Par Pierre Boisguilbert, journaliste spécialiste des médias et chroniqueur de politique étrangère ♦ « Montjoie Saint-Denis ! » était le cri de bataille et la devise du royaume de France. Il faisait référence à la bannière légendaire de Charlemagne, l’Oriflamme, également connue sous le nom de « Montjoie » et conservée à l’abbaye de Saint-Denis où sont enterrés nos rois. Les temps ont bien changé et le cri de ralliement de la France multiethnique avant d’être créolisé – entendez métissée – est « Macron Saint-Denis ».
Cette fois le président est sorti de son ambiguïté. Dans un entretien au magazine Zadig, puis en Afrique du Sud, il a presque clairement exprimé sa vision de l’avenir pour la France d’après, dont il souhaite être le président. La Seine-Saint-Denis, c’est le département rêvé, l’exemple à suivre. « C’est le département le plus jeune de France, avec deux aéroports internationaux, le plus important stade sportif français et le plus grand nombre de créations de start-up par habitant », liste le président de la République. Un portrait surréaliste par rapport aux réalités, qui fait dire au locataire de l’Élysée qu’il n’y manque « que la mer pour faire la Californie ». Il y a longtemps que pour les médias la France se rêve en une immense Seine-Saint-Denis. Macron rejoint presque Mélenchon dans son rêve de nouveau peuple. Il veut la France comme une nation arc-en-ciel, type Afrique du Sud. D’ailleurs, c’est là-bas qu’il a précisé sa vision de l’avenir. Louant, dans un discours à la communauté française à Pretoria, le « partenariat » qu’il veut nouer avec les pays du continent, le président ambitionne de « changer les regards et les esprits » sur la relation de la France et de l’Afrique. Il s’adresse surtout depuis Pretoria à sa chère Seine-Saint-Denis. Il s’adresse en fait aux « millions de jeunes gens » qui, en France, « ont une histoire avec l’Afrique par leur famille, par des générations ». « On va enfin leur dire que l’on va pouvoir bâtir en commun. On va arrêter de leur dire : C’est un problème et vous devez vous intégrer. On va enfin leur dire : Vous êtes une chance pour la France et vous allez nous aider à développer cette histoire commune », avance-t-il.

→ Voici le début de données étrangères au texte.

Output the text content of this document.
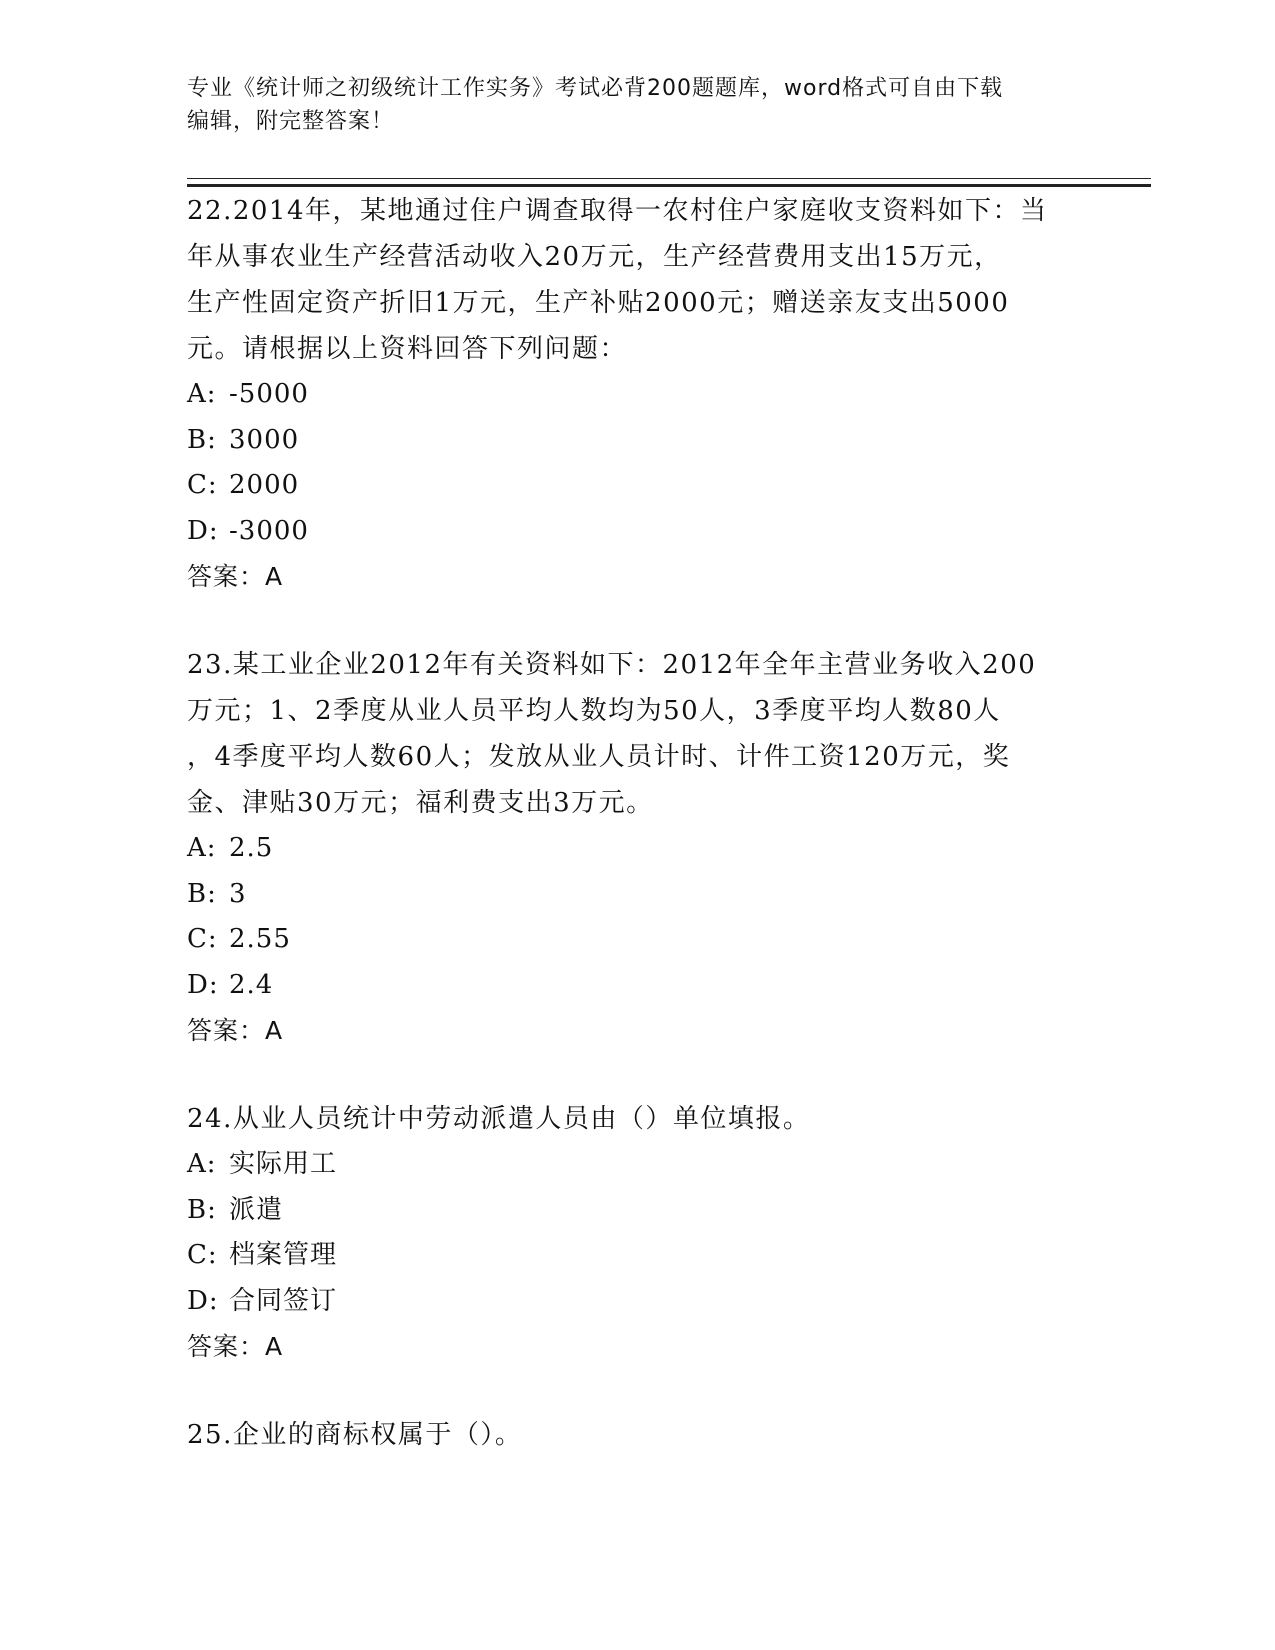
专业《统计师之初级统计工作实务》考试必背200题题库，word格式可自由下载
编辑，附完整答案！

22.2014年，某地通过住户调查取得一农村住户家庭收支资料如下：当

年从事农业生产经营活动收入20万元，生产经营费用支出15万元，

生产性固定资产折旧1万元，生产补贴2000元；赠送亲友支出5000

元。请根据以上资料回答下列问题：

A: -5000

B: 3000

C: 2000

D: -3000

答案：A

23.某工业企业2012年有关资料如下：2012年全年主营业务收入200

万元；1、2季度从业人员平均人数均为50人，3季度平均人数80人

，4季度平均人数60人；发放从业人员计时、计件工资120万元，奖

金、津贴30万元；福利费支出3万元。

A: 2.5

B: 3

C: 2.55

D: 2.4

答案：A

24.从业人员统计中劳动派遣人员由（）单位填报。

A: 实际用工

B: 派遣

C: 档案管理

D: 合同签订

答案：A

25.企业的商标权属于（）。
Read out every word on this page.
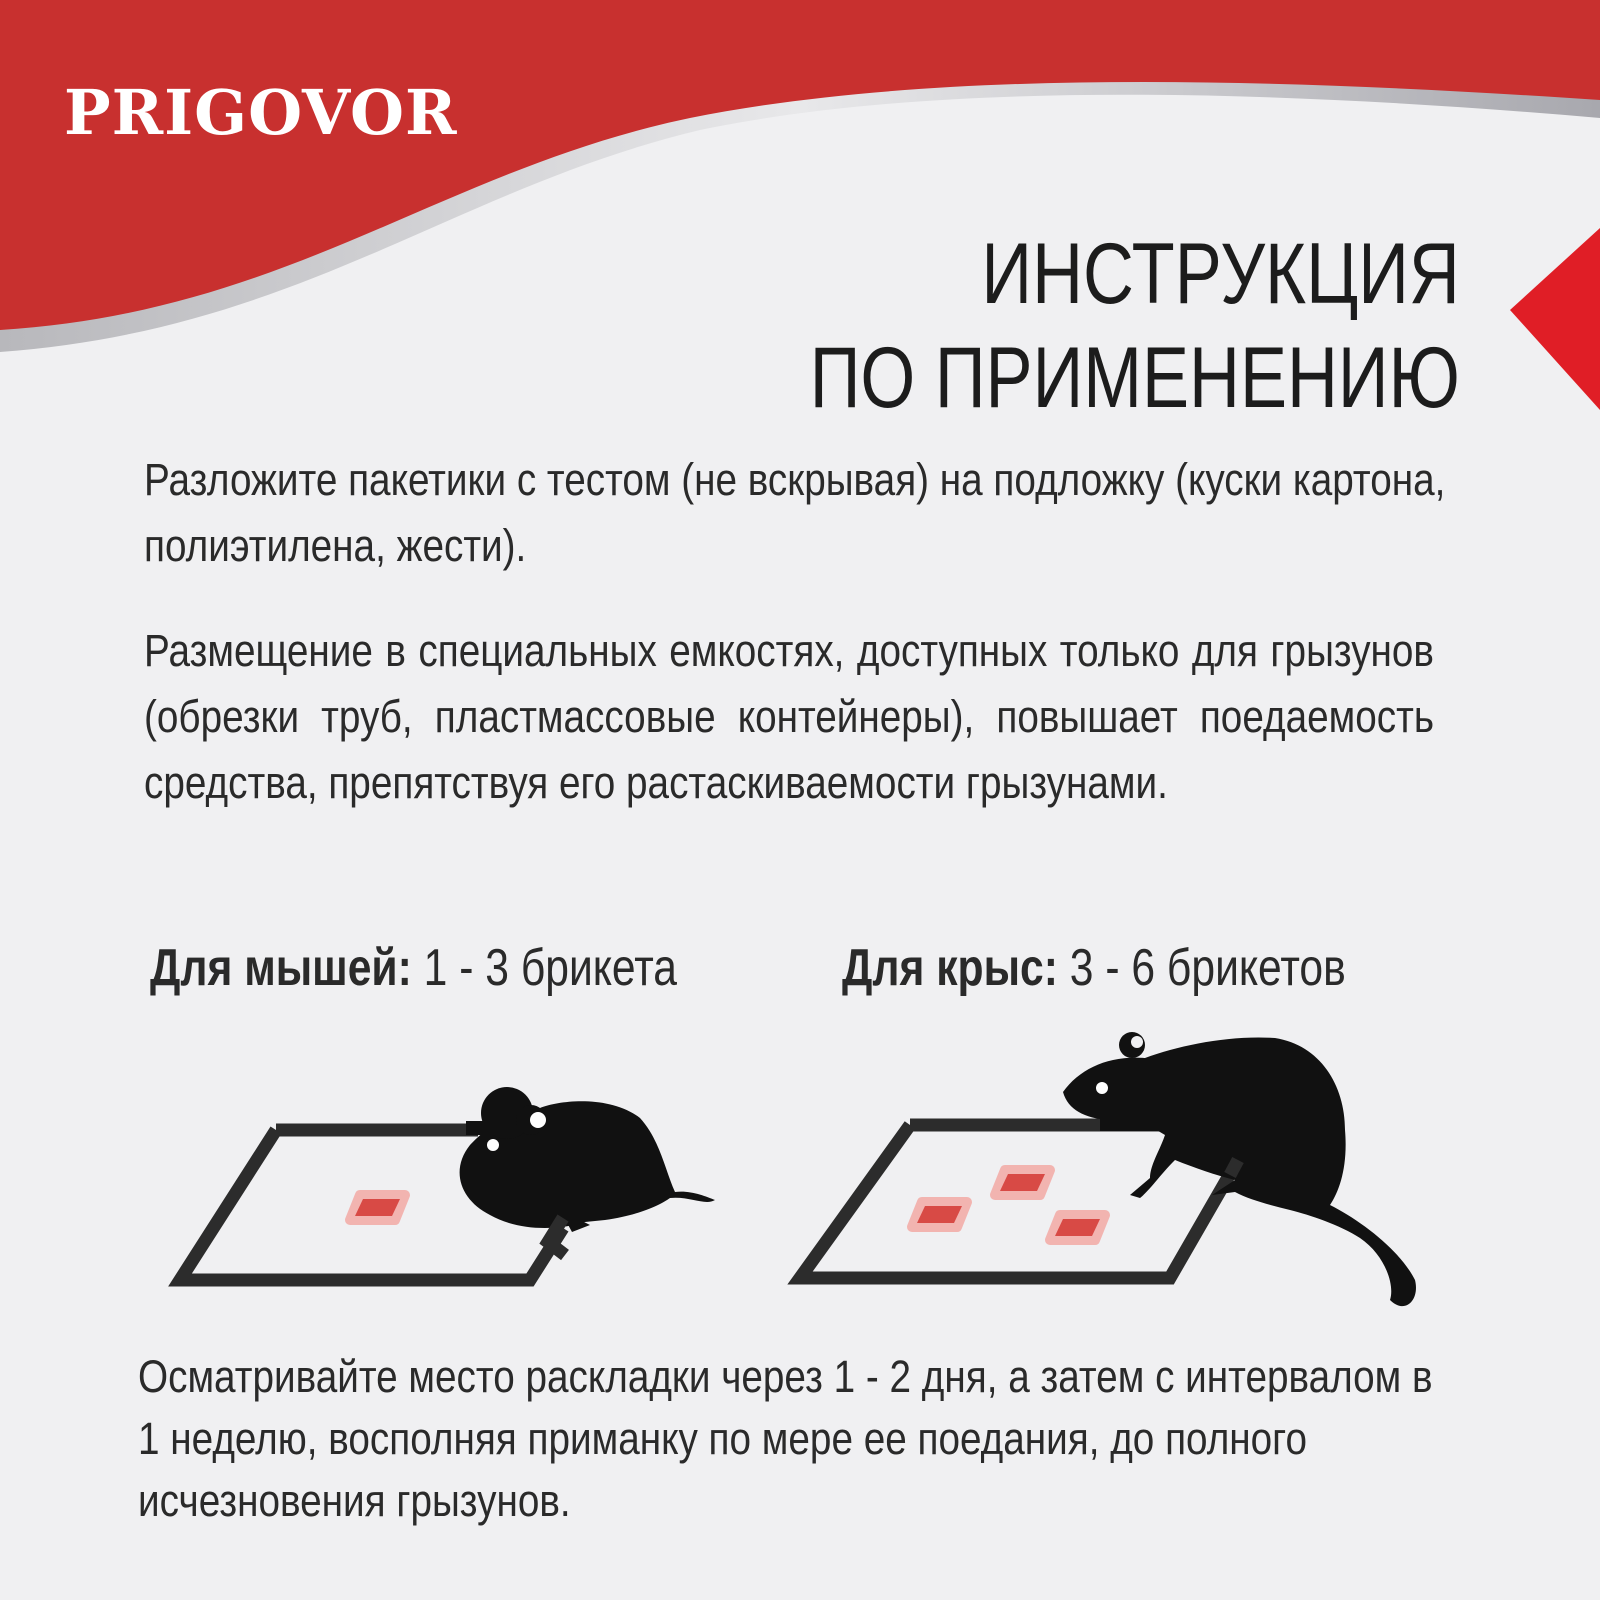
PRIGOVOR
ИНСТРУКЦИЯ
ПО ПРИМЕНЕНИЮ

Разложите пакетики с тестом (не вскрывая) на подложку (куски картона, полиэтилена, жести).

Размещение в специальных емкостях, доступных только для грызунов (обрезки труб, пластмассовые контейнеры), повышает поедаемость средства, препятствуя его растаскиваемости грызунами.

Для мышей: 1 - 3 брикета	Для крыс: 3 - 6 брикетов

Осматривайте место раскладки через 1 - 2 дня, а затем с интервалом в 1 неделю, восполняя приманку по мере ее поедания, до полного исчезновения грызунов.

On ne pourra pas dire que l’on ne savait pas. En fait de Californie, l’Afrique du Sud, d’où il parle de notre avenir, connaît un lent génocide des fermiers blancs. Les Blancs quittent le pays ou ils ne peuvent plus vivre, comme certains d’ailleurs fuient la Seine-Saint-Denis.
En fait de Californie, le modèle qu’il nous propose pourra ressembler au mieux au Brésil des favelas et au pire au Liban de la guerre civile et religieuse. Devant la communauté française d’Afrique du Sud, il a utilisé sans rire le mot « hapo » qui, en langue khoïsan, signifie que les rêves doivent être partagés par la communauté pour se réaliser. « Ce mot résume à lui seul cette aspiration au vivre-ensemble des Sud-Africains. L’Europe et l’Afrique, c’est bien cela aujourd’hui : Hapo ! », a-t-il lancé. Mais, le problème, c’est que le rêve français ne veut pas être partagé par les communautés de Seine-Saint-Denis, que flatte le président qui pense à sa réélection. Hapo pour la France et la Seine-Saint-Denis, son modèle macronien.
Le rêve de Macron serait un cauchemar français, il faut se réveiller avant.